At Advanced, we’d run the numbers against Stripe before deciding.
Frequently Asked Questions
Does Shopify charge extra if I don’t use Shopify Payments?
Yes. Shopify applies a per-transaction surcharge if you use any third-party payment gateway. The surcharge is 2.0% (Basic plan), 1.0% (Grow plan), or 0.5% (Advanced plan), applied on top of your gateway’s own transaction fees.
Is Shopify Payments available to all UK businesses?
Shopify Payments is available to UK businesses on paid Shopify plans. Some business types are restricted: check Shopify’s list of prohibited business categories. Verification includes identity and banking details; most standard UK businesses are approved.
How long does Shopify Payments take to pay out?

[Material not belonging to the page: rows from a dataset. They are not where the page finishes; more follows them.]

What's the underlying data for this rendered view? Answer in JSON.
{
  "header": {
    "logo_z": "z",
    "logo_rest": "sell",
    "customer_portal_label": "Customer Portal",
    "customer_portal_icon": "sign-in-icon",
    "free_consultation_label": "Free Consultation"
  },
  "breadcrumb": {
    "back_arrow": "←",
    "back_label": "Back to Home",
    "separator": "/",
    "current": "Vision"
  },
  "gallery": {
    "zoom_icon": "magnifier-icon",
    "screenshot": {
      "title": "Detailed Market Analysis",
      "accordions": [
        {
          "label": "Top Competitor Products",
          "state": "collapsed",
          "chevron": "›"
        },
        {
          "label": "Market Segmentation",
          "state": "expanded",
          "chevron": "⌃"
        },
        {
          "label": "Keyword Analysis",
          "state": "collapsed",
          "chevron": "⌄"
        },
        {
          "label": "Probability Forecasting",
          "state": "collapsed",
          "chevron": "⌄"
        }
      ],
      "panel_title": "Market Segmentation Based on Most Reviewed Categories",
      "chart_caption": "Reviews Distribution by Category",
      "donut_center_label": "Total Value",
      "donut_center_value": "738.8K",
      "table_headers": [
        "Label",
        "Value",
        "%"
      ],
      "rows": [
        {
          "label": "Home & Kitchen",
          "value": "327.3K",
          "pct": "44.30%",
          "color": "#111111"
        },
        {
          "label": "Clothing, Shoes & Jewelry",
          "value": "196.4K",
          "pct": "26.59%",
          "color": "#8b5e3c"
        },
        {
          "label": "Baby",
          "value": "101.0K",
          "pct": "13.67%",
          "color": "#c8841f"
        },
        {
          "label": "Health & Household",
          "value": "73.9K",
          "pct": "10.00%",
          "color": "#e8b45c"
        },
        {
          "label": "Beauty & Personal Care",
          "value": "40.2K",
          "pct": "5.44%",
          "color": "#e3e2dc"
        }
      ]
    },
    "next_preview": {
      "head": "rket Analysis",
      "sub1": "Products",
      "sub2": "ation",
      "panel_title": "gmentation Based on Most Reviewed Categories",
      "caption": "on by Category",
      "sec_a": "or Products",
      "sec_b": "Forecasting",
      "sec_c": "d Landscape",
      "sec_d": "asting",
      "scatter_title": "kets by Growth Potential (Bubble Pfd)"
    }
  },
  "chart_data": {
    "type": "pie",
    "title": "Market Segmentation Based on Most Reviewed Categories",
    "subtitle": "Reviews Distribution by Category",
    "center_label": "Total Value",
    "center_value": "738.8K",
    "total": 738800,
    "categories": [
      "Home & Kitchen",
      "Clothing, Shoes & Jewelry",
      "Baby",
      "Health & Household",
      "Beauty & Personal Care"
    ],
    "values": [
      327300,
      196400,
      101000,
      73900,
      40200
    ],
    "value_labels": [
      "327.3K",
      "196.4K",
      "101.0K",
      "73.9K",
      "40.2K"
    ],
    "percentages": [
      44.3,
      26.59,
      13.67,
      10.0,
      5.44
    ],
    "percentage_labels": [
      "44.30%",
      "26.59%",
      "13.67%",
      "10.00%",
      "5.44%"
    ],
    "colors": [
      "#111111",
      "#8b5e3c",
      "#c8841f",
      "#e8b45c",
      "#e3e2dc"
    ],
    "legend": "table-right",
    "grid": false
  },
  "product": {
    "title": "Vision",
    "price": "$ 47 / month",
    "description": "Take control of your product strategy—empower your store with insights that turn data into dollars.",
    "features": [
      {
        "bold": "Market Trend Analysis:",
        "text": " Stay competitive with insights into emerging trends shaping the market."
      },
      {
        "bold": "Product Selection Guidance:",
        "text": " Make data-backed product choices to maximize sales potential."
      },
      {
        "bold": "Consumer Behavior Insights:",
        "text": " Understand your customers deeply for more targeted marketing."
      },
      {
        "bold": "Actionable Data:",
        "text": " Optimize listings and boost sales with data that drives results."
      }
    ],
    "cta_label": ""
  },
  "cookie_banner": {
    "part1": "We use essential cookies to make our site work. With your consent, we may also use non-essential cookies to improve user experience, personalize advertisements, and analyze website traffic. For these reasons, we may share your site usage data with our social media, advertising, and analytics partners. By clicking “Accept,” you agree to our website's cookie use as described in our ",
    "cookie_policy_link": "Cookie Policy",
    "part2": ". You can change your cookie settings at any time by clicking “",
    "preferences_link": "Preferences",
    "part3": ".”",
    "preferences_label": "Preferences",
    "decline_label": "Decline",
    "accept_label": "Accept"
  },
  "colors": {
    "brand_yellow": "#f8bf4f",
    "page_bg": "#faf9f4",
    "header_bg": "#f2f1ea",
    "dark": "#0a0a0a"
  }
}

Standard payout timing for UK merchants is approximately 2–5 business days after a transaction. Established accounts typically receive payouts within 2 business days. New accounts may see longer initial cycles while Shopify completes its risk review.
Methodology and Disclosure
We compiled this review in May 2026 using publicly available information from Shopify’s website, published pricing documentation, help centre articles, and industry reporting.
Pricing details reflect information available at the time of writing; Shopify plan fees and transaction rates can change. Verify current pricing at shopify.com/uk before making decisions, especially if upgrading plans to reduce transaction fees.
Affiliate disclosure. Shopify Payments and the Shopify platform are not part of the BusinessExpert affiliate programme. This review is editorially independent.
BusinessExpert may receive affiliate compensation from other payment providers mentioned on the site; this never affects our editorial assessments.